Lady Gaga's Australian startup just launched a connected tech system that reduces power bills

Lady Gaga on the Red Carpet at THE 59TH ANNUAL GRAMMY AWARDS, broadcast live from the STAPLES Center in Los Angeles, Sunday, Feb. 12. (Photo by Phil McCarten/CBS via Getty Images)

ASX-listed Buddy Platform today launched its new product, Buddy Ohm, which uses internet of things devices to collect data to save electricity, water and gas bills for major buildings.

Lady Gaga’s investment firm AF Square and tech giant Microsoft were both seed investors in the venture, with the company floating on the ASX in late 2015 through a backdoor listing via former Western Australian resources company Potash Minerals.

Buddy Ohm base units are installed near resource meters to harvest data via internet of things sensors, which then feeds the information back to the Buddy Platform software. Real-time analysis and reporting can then allow building managers to actively make decisions to conserve energy, or automatic rules and alerts can be setup for more passive monitoring.

Vice president of product and engineering Habib Heydarian said that the end-to-end solution is a case of “truly democratising resource data”, allowing building managers without large budgets to access sophisticated utilities monitoring.

“Once [building] operators and occupants have access to this data and the insights it can provide, they can be an active part of the effort to be more efficient,” he said.

When the new monitoring product was publicly launched in Sydney this week, the company revealed the first customer will be 5th Avenue Theater in Seattle, where Buddy is now headquartered. The heritage-listed building reportedly contains a performance space approximately the same size as the Sydney Opera House concert hall.

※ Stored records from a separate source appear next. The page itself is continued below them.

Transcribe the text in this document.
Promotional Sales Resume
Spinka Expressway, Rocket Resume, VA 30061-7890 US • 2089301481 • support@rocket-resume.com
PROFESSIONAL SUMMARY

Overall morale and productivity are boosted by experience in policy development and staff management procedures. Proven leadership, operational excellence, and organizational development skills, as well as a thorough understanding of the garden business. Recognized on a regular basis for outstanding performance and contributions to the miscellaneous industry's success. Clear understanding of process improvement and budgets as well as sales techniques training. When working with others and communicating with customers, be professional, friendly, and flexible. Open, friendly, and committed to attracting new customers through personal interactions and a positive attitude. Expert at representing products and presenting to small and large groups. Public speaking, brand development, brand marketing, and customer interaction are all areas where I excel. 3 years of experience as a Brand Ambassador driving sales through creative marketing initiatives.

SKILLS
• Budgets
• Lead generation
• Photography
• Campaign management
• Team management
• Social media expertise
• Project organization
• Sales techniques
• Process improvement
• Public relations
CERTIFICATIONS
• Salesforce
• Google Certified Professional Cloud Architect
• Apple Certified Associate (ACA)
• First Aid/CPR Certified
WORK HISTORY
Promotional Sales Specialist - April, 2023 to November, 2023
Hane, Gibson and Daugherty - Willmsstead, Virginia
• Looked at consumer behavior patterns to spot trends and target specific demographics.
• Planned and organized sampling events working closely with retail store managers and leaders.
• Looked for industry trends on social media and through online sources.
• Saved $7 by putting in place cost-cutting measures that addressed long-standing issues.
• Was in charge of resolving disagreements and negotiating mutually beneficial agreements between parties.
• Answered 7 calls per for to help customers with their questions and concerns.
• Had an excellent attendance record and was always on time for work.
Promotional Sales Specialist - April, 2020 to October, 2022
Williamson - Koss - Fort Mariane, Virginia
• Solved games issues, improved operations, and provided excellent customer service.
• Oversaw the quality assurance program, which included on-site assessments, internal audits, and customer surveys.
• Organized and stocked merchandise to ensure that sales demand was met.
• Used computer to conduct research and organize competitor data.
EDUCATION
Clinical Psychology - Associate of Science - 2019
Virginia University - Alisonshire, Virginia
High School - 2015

The energy-saving monitoring system is similar to an offering from another Australian startup, CIM Enviro, which made headlines earlier this month for wrapping up a $3 million series A funding round.

Buddy Platform’s David McLauchlan holding up a Buddy Ohm base unit. (Source: supplied)

Like CIM’s system, Buddy Ohm earns a recurring revenue by charging a $US1500 monthly fee to each building.

Buddy Platform chief executive David McLauchlan, who splits time between Adelaide and Seattle, said that the emergence of smart cities has led to “an amazing opportunity” for energy tech companies to help people consume fewer resources.

“I’m incredibly proud of the team and the game-changing product we’ve built, and I’m particularly excited to grow the Ohm product into a central hub connecting smart city-wide infrastructure with the Buddy Platform,” he said.

“The global conversation around energy – how we generate it, how we consume it and how we conserve it – has never been more urgent, nor more relevant.”

As a former Microsoft executive, McLauchlan still has strong ties to that world, as an adviser to the Bill & Melinda Gates Foundation. He is also a mentor at consultancy Innovyz Start and Australian startup Bluedot Innovation, and a co-founder of events management business Bonza Bash Productions.